Twelve years ago we founded PopCap. We never imagined the games we’d make, the vast number of people who would play those games, or the success that followed. We also never imagined the challenges that we would face with markets, platforms and customers. Most importantly, we never imagined the hard decisions we’d have to make.
Yesterday we announced the much-anticipated sequel to Plants vs. Zombies. That’s very exciting. A lot of people have been asking about it. The game will come to fruition in the spring of 2013.
That’s the good news.
But this morning we informed our employees about a reorganization in our studios that will include a “Reduction In Force” in our North American operation – mostly in our headquarters here in Seattle – and an “exploratory consultation” to evaluate the future of our PopCap office in Dublin, Ireland.
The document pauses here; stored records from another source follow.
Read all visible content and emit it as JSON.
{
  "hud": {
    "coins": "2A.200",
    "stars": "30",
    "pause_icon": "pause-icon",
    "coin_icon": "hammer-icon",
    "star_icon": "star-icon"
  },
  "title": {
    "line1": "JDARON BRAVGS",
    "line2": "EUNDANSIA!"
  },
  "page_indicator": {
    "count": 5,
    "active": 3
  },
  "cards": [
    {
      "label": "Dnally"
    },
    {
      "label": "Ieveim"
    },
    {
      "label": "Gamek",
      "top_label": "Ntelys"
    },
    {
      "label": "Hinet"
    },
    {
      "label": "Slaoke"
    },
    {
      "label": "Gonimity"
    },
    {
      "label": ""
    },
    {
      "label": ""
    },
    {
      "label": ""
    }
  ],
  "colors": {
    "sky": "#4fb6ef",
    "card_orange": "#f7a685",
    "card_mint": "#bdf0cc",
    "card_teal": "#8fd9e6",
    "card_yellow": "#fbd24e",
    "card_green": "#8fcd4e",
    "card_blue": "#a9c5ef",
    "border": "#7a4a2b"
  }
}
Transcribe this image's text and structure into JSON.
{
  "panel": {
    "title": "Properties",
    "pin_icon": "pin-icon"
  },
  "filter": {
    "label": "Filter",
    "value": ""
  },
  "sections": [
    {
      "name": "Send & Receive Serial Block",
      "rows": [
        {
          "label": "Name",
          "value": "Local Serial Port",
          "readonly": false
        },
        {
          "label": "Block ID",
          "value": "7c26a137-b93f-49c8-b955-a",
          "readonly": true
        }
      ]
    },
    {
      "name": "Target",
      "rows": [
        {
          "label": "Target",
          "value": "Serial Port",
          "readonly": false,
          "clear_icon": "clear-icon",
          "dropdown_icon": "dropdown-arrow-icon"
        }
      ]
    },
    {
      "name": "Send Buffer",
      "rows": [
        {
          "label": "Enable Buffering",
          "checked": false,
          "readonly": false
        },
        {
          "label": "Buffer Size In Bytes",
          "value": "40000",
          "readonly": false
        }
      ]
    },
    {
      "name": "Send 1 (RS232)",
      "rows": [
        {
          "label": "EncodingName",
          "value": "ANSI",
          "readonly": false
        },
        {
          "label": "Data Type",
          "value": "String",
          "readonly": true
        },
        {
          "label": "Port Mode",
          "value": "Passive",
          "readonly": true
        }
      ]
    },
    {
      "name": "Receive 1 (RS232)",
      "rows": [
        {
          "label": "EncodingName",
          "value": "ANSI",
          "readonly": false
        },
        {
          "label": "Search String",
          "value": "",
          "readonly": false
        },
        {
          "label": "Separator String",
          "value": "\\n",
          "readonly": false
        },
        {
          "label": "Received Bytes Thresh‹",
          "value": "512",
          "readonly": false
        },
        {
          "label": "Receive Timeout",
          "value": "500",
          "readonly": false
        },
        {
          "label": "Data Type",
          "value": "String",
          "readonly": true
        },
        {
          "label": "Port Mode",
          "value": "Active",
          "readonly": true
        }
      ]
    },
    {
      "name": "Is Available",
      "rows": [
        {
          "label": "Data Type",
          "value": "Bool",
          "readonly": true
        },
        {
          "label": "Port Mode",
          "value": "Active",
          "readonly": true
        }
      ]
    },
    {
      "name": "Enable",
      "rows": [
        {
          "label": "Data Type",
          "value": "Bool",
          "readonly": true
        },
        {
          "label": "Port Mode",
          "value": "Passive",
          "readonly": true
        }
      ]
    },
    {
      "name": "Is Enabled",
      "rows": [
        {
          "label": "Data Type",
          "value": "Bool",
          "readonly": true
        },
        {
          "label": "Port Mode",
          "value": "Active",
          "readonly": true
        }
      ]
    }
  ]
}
And now in English: “Reduction In Force” means that some people are losing their jobs. “Exploratory consultation” means we’re talking to our Dublin team about the future of that office and whether we can find a path to improve our profitability in Europe without having to close the operation. Today’s news is something you expect periodically from a company in a fast-changing industry, but it sucks if you’re one of the people losing his or her job. These people are our friends and we don’t like doing this.
We’ve made hard decisions before, even had cuts before – at this time in North America there are about 50 people who will no longer work at PopCap. We’ve hired aggressively this past year and PopCap is still growing. Even with the cuts we expect to end the year with roughly the same number of people we started with.
A little context on why we’re making cuts in some areas while we’re investing and expanding in others: In the past year, we’ve seen a dramatic change in the way people play and pay for games. Free-to-play, social and mobile games have exploded in popularity. That happened fast. Surprisingly so. The change in consumer tastes requires us to reorganize our business and invest in new types of games on new platforms. It’s a completely different world from when we started.
There’s also an economic component to the reorganization. To stay in business, we need to manage costs, improve efficiency and maintain a profit. We’ve been able to invest in creative new games like Peggle and Plants vs. Zombies because we had a high profit business. That business is challenged, and if we don’t adapt, we won’t be able to invest in new IP. That sounds harsh – but if we don’t stay in business, no more plants, zombies, jewels, frogs or worms.
One year ago, we decided to integrate PopCap with EA. I know I wouldn’t choose to be anywhere else right now. EA has provided a lot of resources for us to grow and allowed us to operate as an independent studio. I’ve seen speculation that EA is no longer letting PopCap run independently, and that’s simply not true. The founders, CEO, and executives who were in charge of PopCap still are. The decision to reorganize was 100 percent made by us, with no pressure from EA. EA has a diverse business with games on consoles, PCs and practically every other platform under the sun. We’re glad to have those resources supporting us when a lot of other independent studios are struggling. In addition, some of the people affected by the reorganization may be retrained and reassigned to other jobs in the EA studios. If we didn’t have EA behind us, the cuts would have been worse.
What’s next? Part of making changes is to stay healthy and viable. Good companies don’t wait to change until it’s too late. We’re growing quickly into new areas of mobile and social, and are expanding in new markets like Japan and China. And there are many more great games to come from PopCap.
While today’s news is distressing in some ways, especially to those of us who’ve been with PopCap from the beginning, we’re sincerely excited about the company’s future prospects and committed to continuing to lovingly craft the very best and most broadly appealing video games in the world.